BMO souligne que les attentes pour la croissance économique chinoise se situaient à 8 % pour l’année, mais, après quatre mois, la croissance devrait plutôt se chiffrer à 7,6 % ou moins.

« Cette situation met elle-même les produits de base canadiens sur le qui-vive », souligne Daniel Thériault, stratège en chef, BMO Banque privée Harris.
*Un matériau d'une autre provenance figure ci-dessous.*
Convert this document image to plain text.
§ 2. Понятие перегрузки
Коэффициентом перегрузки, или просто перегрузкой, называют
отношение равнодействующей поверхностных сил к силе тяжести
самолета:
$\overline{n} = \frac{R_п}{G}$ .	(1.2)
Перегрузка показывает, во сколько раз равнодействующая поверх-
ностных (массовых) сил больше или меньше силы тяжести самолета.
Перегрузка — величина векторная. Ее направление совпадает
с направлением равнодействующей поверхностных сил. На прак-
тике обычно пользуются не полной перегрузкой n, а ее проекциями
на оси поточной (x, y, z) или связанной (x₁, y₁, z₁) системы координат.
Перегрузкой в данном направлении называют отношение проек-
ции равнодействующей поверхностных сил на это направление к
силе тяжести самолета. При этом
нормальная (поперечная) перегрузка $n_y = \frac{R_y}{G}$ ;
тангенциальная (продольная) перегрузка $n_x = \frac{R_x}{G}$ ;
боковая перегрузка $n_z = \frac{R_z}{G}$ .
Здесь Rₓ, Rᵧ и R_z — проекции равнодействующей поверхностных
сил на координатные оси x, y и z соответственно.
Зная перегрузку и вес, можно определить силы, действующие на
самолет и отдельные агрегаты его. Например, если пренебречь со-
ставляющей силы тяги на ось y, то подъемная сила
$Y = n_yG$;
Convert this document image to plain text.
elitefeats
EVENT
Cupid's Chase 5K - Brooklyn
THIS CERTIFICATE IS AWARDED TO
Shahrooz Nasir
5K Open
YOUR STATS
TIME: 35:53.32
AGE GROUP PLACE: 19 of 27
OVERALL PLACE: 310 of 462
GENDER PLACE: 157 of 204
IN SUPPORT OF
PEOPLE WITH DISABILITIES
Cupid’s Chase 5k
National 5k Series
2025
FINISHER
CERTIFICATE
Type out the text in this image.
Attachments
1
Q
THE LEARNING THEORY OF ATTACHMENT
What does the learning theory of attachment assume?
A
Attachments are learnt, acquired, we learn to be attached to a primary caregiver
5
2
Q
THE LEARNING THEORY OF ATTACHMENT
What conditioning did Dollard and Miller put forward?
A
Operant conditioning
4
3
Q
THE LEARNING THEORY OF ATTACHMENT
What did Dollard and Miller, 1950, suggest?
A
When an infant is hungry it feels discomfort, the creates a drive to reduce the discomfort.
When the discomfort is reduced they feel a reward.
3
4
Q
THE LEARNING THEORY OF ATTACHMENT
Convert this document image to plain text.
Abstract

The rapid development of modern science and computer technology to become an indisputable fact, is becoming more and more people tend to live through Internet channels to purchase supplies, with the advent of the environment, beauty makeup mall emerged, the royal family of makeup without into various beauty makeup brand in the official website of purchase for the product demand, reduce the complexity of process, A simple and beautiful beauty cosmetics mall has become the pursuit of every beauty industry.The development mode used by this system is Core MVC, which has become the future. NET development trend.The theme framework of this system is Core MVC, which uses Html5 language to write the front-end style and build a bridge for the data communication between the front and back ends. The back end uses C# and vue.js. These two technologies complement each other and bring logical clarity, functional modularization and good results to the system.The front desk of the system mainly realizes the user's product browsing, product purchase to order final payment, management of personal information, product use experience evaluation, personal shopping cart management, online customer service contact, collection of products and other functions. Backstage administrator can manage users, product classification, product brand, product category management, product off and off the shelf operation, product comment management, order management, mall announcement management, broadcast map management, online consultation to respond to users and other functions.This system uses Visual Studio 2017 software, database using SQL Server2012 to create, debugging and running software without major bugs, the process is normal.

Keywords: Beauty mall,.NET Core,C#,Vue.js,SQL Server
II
Plusieurs facteurs ont contribué à cette mollesse : la contraction de la production dans les usines, des politiques gouvernementales qui visent à réduire les dépenses ainsi que des contrôles exercés sur le secteur bancaire non officiel. De plus, le gouvernement chinois afficherait une tolérance à l’endroit d’une baisse du taux de croissance au moment où il souhaite restructurer son économie afin qu’elle se base davantage sur une consommation intérieure vigoureuse.

En conséquence, BMO Banque Privée Harris positionne ses portefeuilles en surpondérant les actions par rapport aux obligations : « L’échéance moyenne des obligations a été raccourcie délibérément dans nos portefeuilles au cours des derniers trimestres et le sera davantage, indique Daniel Thériault. Nous surveillons de près les actions de toutes les banques centrales, mais plus particulièrement celles de la Réserve fédérale américaine. »

Les États-Unis aussi au centre de la scène

En mai, la hausse du taux de rendement des obligations d’État américaines de 10 ans a étonné plusieurs observateurs. Au début du mois, le taux était de 1,66 %. À la fin du mois de mai, il s’établissait à 2,12 %.

« À l’exception d’un placement dans les liquidités (à l’heure actuelle, leur rendement réel est négatif), la meilleure stratégie de protection du capital consiste à détenir des titres de plus courte échéance et à coupon plus élevé. Voilà qui permet aux investisseurs de tirer parti d’occasions de réinvestissement attrayantes au fur et à mesure qu’elles se présentent », explique Daniel Thériault.